# new 150g tank!!!!!



## JesseD (Mar 26, 2003)

i got my 150g aquarium yesterday from TheFishCatcher (Ash). i got everything i needed from him except for a stand. i got the tank, wet/dry filter, heater, pumps, powerheads, 150lbs of gravel, and an airstone. all for an *excellent* price!









while i was there picking up my tank etc. i got got to see those SUPER reds and they are very nice. i think that i am going to be getting some.

i *HIGHLY* recommend him to anyone who wants anything aquarium related.

thanks man!









oh ya....and i got a free pleco.


----------



## JesseD (Mar 26, 2003)

wet/dry


----------



## JesseD (Mar 26, 2003)

damn it...


----------



## JesseD (Mar 26, 2003)

and my *free* pleco that i desperatley needed to get rid of all that algae in my 90g tank.


----------



## >spilopleura< (Jul 14, 2003)

wow


----------



## MPower (Jan 29, 2003)

Can't wait till you set it up. Good pick up


----------



## TheFishCatcher (Jun 26, 2003)

Hey , thanks JesseD , im sure your goin to turn it into a very nice hookup.


----------



## bobme (Feb 17, 2003)

Damn nice deal. How do i get that?


----------



## JesseD (Mar 26, 2003)

talk to Ash...

im sure he could get u whatever u want


----------



## thePACK (Jan 3, 2003)

congrad..cn you get more pictures of that albino you have...nice


----------



## bigb1 (Jul 8, 2003)

Congrats on the new tank!!
Looking forward to seeing it all set up!!


----------



## thoroughbred (Mar 14, 2003)

DID U PICK IT UP OR WAS IT DELIVERED


----------



## RhomZilla (Feb 12, 2003)

Great find man







Hope to see what you have in store for it later on.


----------



## DiXoN (Jan 31, 2003)

nice one jesse cant wait for the pics when its all set up.
its also good to see posts giving praise where its due it shows that the sellers we have on this board and we have a few of them now are decent.
its just a shame i live in the uk hahaha
dixon


----------



## JesseD (Mar 26, 2003)

i picked up the tank, but Ash was going to deliver it. i just wasnt sure about when i would be able to get it in the house so i told him id pick it up. he is only about 40 min away so it was not a big deal at all.

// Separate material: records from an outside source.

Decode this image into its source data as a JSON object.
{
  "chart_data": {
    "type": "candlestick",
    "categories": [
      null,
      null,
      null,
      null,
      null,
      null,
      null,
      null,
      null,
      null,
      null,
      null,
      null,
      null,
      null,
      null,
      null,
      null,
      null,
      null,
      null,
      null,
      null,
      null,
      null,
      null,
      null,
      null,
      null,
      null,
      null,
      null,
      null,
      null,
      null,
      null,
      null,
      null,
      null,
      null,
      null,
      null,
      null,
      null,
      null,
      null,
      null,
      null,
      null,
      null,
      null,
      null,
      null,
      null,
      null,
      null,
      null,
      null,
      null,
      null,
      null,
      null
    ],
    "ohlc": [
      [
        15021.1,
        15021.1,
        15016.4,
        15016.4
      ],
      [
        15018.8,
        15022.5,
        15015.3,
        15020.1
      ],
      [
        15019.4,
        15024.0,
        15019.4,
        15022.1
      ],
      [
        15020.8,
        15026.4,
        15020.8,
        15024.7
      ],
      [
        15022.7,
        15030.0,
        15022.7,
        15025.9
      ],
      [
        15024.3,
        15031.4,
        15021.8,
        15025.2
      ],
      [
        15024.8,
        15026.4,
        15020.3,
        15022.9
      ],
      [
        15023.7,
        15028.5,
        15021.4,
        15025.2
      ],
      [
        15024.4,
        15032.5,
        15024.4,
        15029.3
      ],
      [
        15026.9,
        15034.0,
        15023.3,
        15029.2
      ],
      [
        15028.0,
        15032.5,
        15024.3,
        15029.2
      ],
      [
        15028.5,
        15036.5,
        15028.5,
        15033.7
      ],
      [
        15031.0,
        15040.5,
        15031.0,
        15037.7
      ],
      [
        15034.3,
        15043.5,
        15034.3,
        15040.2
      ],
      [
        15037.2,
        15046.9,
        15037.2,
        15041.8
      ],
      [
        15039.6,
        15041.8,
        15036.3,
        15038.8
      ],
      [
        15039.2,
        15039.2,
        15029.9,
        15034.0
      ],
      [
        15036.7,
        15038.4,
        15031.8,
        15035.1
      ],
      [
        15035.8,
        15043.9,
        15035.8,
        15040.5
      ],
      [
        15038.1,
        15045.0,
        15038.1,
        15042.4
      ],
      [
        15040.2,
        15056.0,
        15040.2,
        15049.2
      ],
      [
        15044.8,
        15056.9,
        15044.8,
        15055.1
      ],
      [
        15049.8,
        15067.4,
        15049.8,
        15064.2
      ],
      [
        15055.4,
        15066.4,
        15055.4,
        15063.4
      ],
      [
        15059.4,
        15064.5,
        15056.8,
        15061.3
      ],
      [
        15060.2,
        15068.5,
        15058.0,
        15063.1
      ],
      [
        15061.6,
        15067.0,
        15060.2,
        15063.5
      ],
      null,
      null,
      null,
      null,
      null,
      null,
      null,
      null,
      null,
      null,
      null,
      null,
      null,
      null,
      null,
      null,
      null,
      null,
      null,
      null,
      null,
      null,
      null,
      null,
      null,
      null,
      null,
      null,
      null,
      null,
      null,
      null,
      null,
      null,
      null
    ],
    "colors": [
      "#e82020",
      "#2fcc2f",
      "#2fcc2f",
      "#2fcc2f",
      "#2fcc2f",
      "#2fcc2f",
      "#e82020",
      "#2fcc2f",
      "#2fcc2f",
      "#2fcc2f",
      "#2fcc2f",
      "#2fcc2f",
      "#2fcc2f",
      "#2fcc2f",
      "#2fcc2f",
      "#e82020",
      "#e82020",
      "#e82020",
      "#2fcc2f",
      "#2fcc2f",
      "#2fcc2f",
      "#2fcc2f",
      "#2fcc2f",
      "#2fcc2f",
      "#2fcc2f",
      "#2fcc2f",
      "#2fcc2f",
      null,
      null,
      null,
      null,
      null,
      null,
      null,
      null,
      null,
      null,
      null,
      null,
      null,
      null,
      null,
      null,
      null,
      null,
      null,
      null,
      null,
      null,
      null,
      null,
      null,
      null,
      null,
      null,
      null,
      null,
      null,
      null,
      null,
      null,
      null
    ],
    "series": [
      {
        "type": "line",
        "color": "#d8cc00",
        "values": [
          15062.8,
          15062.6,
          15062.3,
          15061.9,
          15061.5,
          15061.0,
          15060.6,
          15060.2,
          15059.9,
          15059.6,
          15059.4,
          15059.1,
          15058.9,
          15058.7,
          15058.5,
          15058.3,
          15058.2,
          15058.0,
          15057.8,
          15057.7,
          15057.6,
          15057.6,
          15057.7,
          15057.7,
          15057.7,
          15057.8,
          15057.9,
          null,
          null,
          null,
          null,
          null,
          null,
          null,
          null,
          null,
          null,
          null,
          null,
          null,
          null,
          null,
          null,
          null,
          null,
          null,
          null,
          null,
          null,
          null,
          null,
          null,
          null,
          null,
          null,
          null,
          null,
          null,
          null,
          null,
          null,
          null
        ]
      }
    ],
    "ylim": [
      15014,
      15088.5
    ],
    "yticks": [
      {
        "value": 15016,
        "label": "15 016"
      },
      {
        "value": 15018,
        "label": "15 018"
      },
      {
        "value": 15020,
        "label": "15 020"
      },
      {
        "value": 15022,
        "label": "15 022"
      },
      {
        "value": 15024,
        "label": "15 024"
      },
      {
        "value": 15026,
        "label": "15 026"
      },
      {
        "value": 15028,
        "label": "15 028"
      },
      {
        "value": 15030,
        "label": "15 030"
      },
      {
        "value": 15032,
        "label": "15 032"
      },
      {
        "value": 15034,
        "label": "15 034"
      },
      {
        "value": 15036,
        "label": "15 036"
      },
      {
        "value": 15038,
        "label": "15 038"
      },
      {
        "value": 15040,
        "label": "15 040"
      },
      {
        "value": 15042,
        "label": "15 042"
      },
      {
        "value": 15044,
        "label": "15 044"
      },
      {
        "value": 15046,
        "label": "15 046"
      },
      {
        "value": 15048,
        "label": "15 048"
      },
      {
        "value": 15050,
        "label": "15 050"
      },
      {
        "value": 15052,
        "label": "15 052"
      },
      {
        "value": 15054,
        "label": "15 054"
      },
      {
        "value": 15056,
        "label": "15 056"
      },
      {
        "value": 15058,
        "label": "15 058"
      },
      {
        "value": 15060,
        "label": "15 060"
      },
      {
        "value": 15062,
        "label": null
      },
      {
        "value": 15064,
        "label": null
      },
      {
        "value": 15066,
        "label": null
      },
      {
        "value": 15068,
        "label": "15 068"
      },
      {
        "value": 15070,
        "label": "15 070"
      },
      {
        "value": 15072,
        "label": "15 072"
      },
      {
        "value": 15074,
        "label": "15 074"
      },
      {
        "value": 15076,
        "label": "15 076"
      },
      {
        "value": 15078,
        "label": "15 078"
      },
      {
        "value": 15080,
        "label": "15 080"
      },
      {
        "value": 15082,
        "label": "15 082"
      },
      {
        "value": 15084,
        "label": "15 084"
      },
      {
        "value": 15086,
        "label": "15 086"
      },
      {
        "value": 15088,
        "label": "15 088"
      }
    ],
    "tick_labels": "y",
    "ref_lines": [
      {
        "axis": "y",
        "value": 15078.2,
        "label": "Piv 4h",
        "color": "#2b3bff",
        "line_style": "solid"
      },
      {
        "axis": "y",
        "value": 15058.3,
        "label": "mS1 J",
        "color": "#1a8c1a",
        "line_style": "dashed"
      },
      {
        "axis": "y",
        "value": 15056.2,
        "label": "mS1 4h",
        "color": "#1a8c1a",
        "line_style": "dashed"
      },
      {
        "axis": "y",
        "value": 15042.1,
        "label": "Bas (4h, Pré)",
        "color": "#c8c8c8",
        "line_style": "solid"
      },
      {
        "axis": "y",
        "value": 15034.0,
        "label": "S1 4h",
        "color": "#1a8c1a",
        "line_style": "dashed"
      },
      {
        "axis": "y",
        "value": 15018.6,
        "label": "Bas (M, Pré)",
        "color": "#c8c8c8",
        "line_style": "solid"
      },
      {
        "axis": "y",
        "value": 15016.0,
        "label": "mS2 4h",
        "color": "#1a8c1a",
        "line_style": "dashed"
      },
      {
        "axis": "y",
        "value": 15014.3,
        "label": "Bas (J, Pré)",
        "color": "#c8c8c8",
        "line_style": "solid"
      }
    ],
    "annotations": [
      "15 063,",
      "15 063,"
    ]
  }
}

i cant wait to set up this tank and get everything going.

i have to build a stand still though so i can save some money









i will post pics of my stand as it progresses too.


----------



## mantis (May 16, 2003)

nice snag man









what plans for a stand?


----------



## JesseD (Mar 26, 2003)

here is the site that i used to build the stand on my 90g tank

http://www.garf.org/stand.html#STAND

i just used the basic structure and changed it to fit my 90g tank, but im basically gonna use it as a general idea.

here is a pic the first stand i made. (i still havent put the doors on it)


----------



## thomisdead (Mar 31, 2003)

That's a real nice stand. Are the doors plywood too?


----------



## JesseD (Mar 26, 2003)

yep, but the doors are made fomr 3/4 inch plywood where as the rest of the plywood on the stand is 1/4 inch thick.


----------



## JesseD (Mar 26, 2003)

oh and thanks for the compliment on the stand


----------